I remember when I was a kid and I used to have free reign of my life and be allowed to play with my friends until late at night--even on school nights.

Not now...

Now, we have drugs to deal with. Guns to deal with. Sex at younger ages than ever imaginable.

We, as parents, are so caught up in our worlds we have forsaken the most important thing in our world and our futures--our kids.

If you are a parent, spend time with them. Nurture them. If you have a daughter--teach her she does not have to be pretty, but teach her to empower herself with eduacation and knowledge. There is no reason for a girl to think she has to find a rich man--she should be empowered to provide herself with a world of her own and rely on no one other than herself.

Stop putting your kids off thinking about yourself or how tired you are. Lead by example. Share your thoughts. Become emotionally intimate with your kids. Share with them your life, your past, and your dreams. Get active, get pro-active, and take a cause up with your kids. Show them that one voice can be heard.

Tomorrow started yesterday, and we're already late...

http://www.youtube.com/watch?v=AfvTjFZBcVI
 
For some reason, this post reminded me of a short story I read in college.

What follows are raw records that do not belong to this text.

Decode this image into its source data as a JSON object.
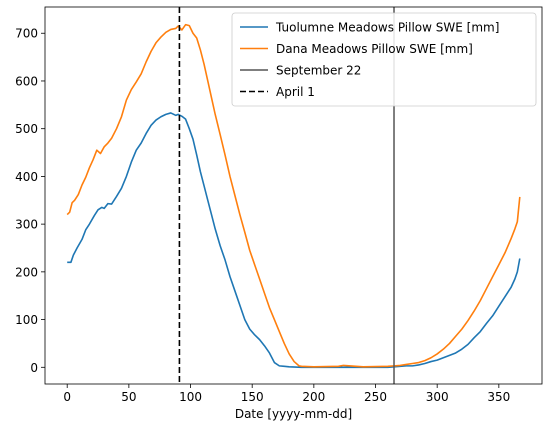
{
  "chart_data": {
    "type": "line",
    "title": "",
    "xlabel": "Date [yyyy-mm-dd]",
    "ylabel": "",
    "xlim": [
      -18,
      385
    ],
    "ylim": [
      -35,
      755
    ],
    "xticks": [
      0,
      50,
      100,
      150,
      200,
      250,
      300,
      350
    ],
    "yticks": [
      0,
      100,
      200,
      300,
      400,
      500,
      600,
      700
    ],
    "grid": false,
    "legend_position": "top-right",
    "series": [
      {
        "name": "Tuolumne Meadows Pillow SWE [mm]",
        "color": "#1f77b4",
        "x": [
          0,
          3,
          5,
          8,
          12,
          15,
          18,
          22,
          25,
          28,
          30,
          33,
          36,
          40,
          44,
          48,
          52,
          56,
          60,
          64,
          68,
          72,
          76,
          80,
          84,
          88,
          90,
          93,
          96,
          99,
          102,
          105,
          108,
          111,
          114,
          117,
          120,
          124,
          128,
          132,
          136,
          140,
          144,
          148,
          152,
          156,
          160,
          164,
          168,
          172,
          176,
          180,
          190,
          200,
          220,
          240,
          260,
          265,
          270,
          275,
          280,
          285,
          290,
          295,
          300,
          305,
          310,
          315,
          320,
          325,
          330,
          335,
          340,
          345,
          350,
          355,
          360,
          363,
          365,
          367
        ],
        "y": [
          220,
          220,
          235,
          250,
          268,
          288,
          300,
          318,
          330,
          335,
          333,
          343,
          342,
          358,
          375,
          400,
          430,
          455,
          470,
          490,
          507,
          518,
          525,
          530,
          533,
          528,
          530,
          526,
          520,
          500,
          478,
          445,
          410,
          380,
          350,
          320,
          290,
          255,
          225,
          190,
          160,
          130,
          100,
          80,
          68,
          58,
          45,
          30,
          10,
          3,
          2,
          1,
          0,
          0,
          0,
          0,
          0,
          1,
          2,
          3,
          3,
          5,
          8,
          12,
          15,
          20,
          25,
          30,
          38,
          48,
          62,
          75,
          92,
          108,
          128,
          148,
          168,
          185,
          200,
          228
        ]
      },
      {
        "name": "Dana Meadows Pillow SWE [mm]",
        "color": "#ff7f0e",
        "x": [
          0,
          2,
          4,
          6,
          9,
          12,
          15,
          18,
          21,
          24,
          27,
          30,
          33,
          36,
          40,
          44,
          48,
          52,
          56,
          60,
          64,
          68,
          72,
          76,
          80,
          84,
          88,
          90,
          93,
          96,
          99,
          102,
          105,
          108,
          111,
          114,
          117,
          120,
          124,
          128,
          132,
          136,
          140,
          144,
          148,
          152,
          156,
          160,
          164,
          168,
          172,
          176,
          180,
          184,
          188,
          190,
          200,
          220,
          224,
          240,
          260,
          265,
          270,
          275,
          280,
          285,
          290,
          295,
          300,
          305,
          310,
          315,
          320,
          325,
          330,
          335,
          340,
          345,
          350,
          355,
          360,
          363,
          365,
          367
        ],
        "y": [
          320,
          325,
          345,
          350,
          362,
          382,
          398,
          418,
          435,
          455,
          448,
          462,
          470,
          480,
          500,
          525,
          560,
          582,
          598,
          615,
          640,
          662,
          680,
          692,
          702,
          708,
          710,
          715,
          707,
          718,
          716,
          700,
          690,
          665,
          635,
          600,
          565,
          530,
          488,
          445,
          400,
          360,
          320,
          283,
          245,
          215,
          185,
          155,
          125,
          100,
          75,
          50,
          28,
          12,
          3,
          2,
          1,
          2,
          4,
          1,
          2,
          3,
          4,
          6,
          8,
          10,
          14,
          20,
          28,
          38,
          50,
          65,
          80,
          98,
          118,
          140,
          165,
          190,
          215,
          240,
          270,
          290,
          305,
          357
        ]
      }
    ],
    "vlines": [
      {
        "name": "September 22",
        "x": 265,
        "color": "#555555",
        "style": "solid"
      },
      {
        "name": "April 1",
        "x": 91,
        "color": "#000000",
        "style": "dashed"
      }
    ]
  }
}
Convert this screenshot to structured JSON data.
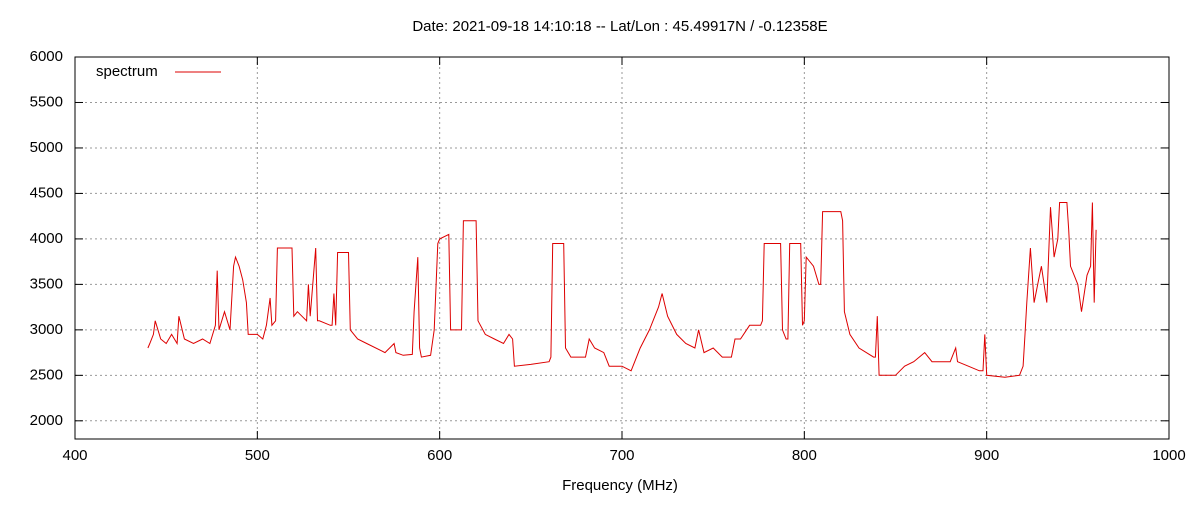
{
  "chart_data": {
    "type": "line",
    "title": "Date: 2021-09-18 14:10:18  --  Lat/Lon : 45.49917N / -0.12358E",
    "xlabel": "Frequency (MHz)",
    "x": [
      440,
      441,
      443,
      444,
      447,
      450,
      453,
      456,
      457,
      460,
      465,
      470,
      474,
      477,
      478,
      479,
      482,
      485,
      487,
      488,
      490,
      492,
      494,
      495,
      500,
      503,
      505,
      507,
      508,
      510,
      511,
      515,
      519,
      520,
      522,
      527,
      528,
      529,
      532,
      533,
      534,
      540,
      541,
      542,
      543,
      544,
      550,
      551,
      555,
      560,
      570,
      575,
      576,
      580,
      585,
      586,
      588,
      589,
      590,
      595,
      597,
      599,
      600,
      605,
      606,
      612,
      613,
      620,
      621,
      625,
      630,
      635,
      638,
      640,
      641,
      650,
      660,
      661,
      662,
      668,
      669,
      672,
      680,
      682,
      685,
      690,
      693,
      700,
      705,
      710,
      715,
      720,
      722,
      725,
      730,
      735,
      740,
      742,
      745,
      750,
      755,
      760,
      762,
      765,
      770,
      776,
      777,
      778,
      787,
      788,
      790,
      791,
      792,
      798,
      799,
      800,
      801,
      805,
      808,
      809,
      810,
      820,
      821,
      822,
      825,
      830,
      838,
      839,
      840,
      841,
      842,
      850,
      855,
      860,
      866,
      870,
      880,
      883,
      884,
      890,
      896,
      898,
      899,
      900,
      910,
      918,
      920,
      921,
      922,
      924,
      926,
      928,
      930,
      933,
      935,
      937,
      939,
      940,
      944,
      945,
      946,
      950,
      952,
      955,
      957,
      958,
      959,
      960
    ],
    "series": [
      {
        "name": "spectrum",
        "color": "#dd0000",
        "values": [
          2800,
          2850,
          2950,
          3100,
          2900,
          2850,
          2950,
          2850,
          3150,
          2900,
          2850,
          2900,
          2850,
          3050,
          3650,
          3000,
          3200,
          3000,
          3700,
          3800,
          3700,
          3550,
          3300,
          2950,
          2950,
          2900,
          3050,
          3350,
          3050,
          3100,
          3900,
          3900,
          3900,
          3150,
          3200,
          3100,
          3500,
          3150,
          3900,
          3100,
          3100,
          3050,
          3050,
          3400,
          3050,
          3850,
          3850,
          3000,
          2900,
          2850,
          2750,
          2850,
          2750,
          2720,
          2730,
          3200,
          3800,
          2800,
          2700,
          2720,
          3000,
          3950,
          4000,
          4050,
          3000,
          3000,
          4200,
          4200,
          3100,
          2950,
          2900,
          2850,
          2950,
          2900,
          2600,
          2620,
          2650,
          2700,
          3950,
          3950,
          2800,
          2700,
          2700,
          2900,
          2800,
          2750,
          2600,
          2600,
          2550,
          2800,
          3000,
          3250,
          3400,
          3150,
          2950,
          2850,
          2800,
          3000,
          2750,
          2800,
          2700,
          2700,
          2900,
          2900,
          3050,
          3050,
          3100,
          3950,
          3950,
          3000,
          2900,
          2900,
          3950,
          3950,
          3050,
          3100,
          3800,
          3700,
          3500,
          3500,
          4300,
          4300,
          4200,
          3200,
          2950,
          2800,
          2700,
          2700,
          3150,
          2500,
          2500,
          2500,
          2600,
          2650,
          2750,
          2650,
          2650,
          2800,
          2650,
          2600,
          2550,
          2550,
          2950,
          2500,
          2480,
          2500,
          2600,
          2950,
          3300,
          3900,
          3300,
          3500,
          3700,
          3300,
          4350,
          3800,
          4000,
          4400,
          4400,
          4100,
          3700,
          3500,
          3200,
          3600,
          3700,
          4400,
          3300,
          4100
        ]
      }
    ],
    "xlim": [
      400,
      1000
    ],
    "xticks": [
      400,
      500,
      600,
      700,
      800,
      900,
      1000
    ],
    "ylim": [
      1800,
      6000
    ],
    "yticks": [
      2000,
      2500,
      3000,
      3500,
      4000,
      4500,
      5000,
      5500,
      6000
    ],
    "grid": true,
    "legend": "top left"
  }
}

It was by Chris Daly and it was called "How the Lawyers Stole Winter."
 
Drugs, guns, and sex have all been around for quite some time. It's really nothing new. The issue is that parents aren't parenting, and none are confident in the job they're doing as a parent. Kids don't need to have all the trappings of adulthood. They don't need to be scheduled to within an inch of their lives, they don't need televisions and full-service telephones and laptops and iPods and 20 million lessons a week.

Let them be kids. Talk to them about what you expect from them, deal with the "sensitive" topics like drugs and sex, and let them just be kids.
 
A large part of the problem is that parents are, to some extent, kept from parenting because more and more of their time is spent at work.

A there's a deep fear of social and economic failure among parents, which turns them into helicopter parents and steam shovel parents.

Of course, driving this to some extent is our extreme reliance on credentialism = professional merit. However, I'm not so sure that an academic standout at the University of Illinois is not on a par with one from Cornell or Dartmouth.

Also, political correctness means your neighbors are unwilling to stand by your shoulder and support you, when they see your kid misbehaving. . . fear of lawsuits.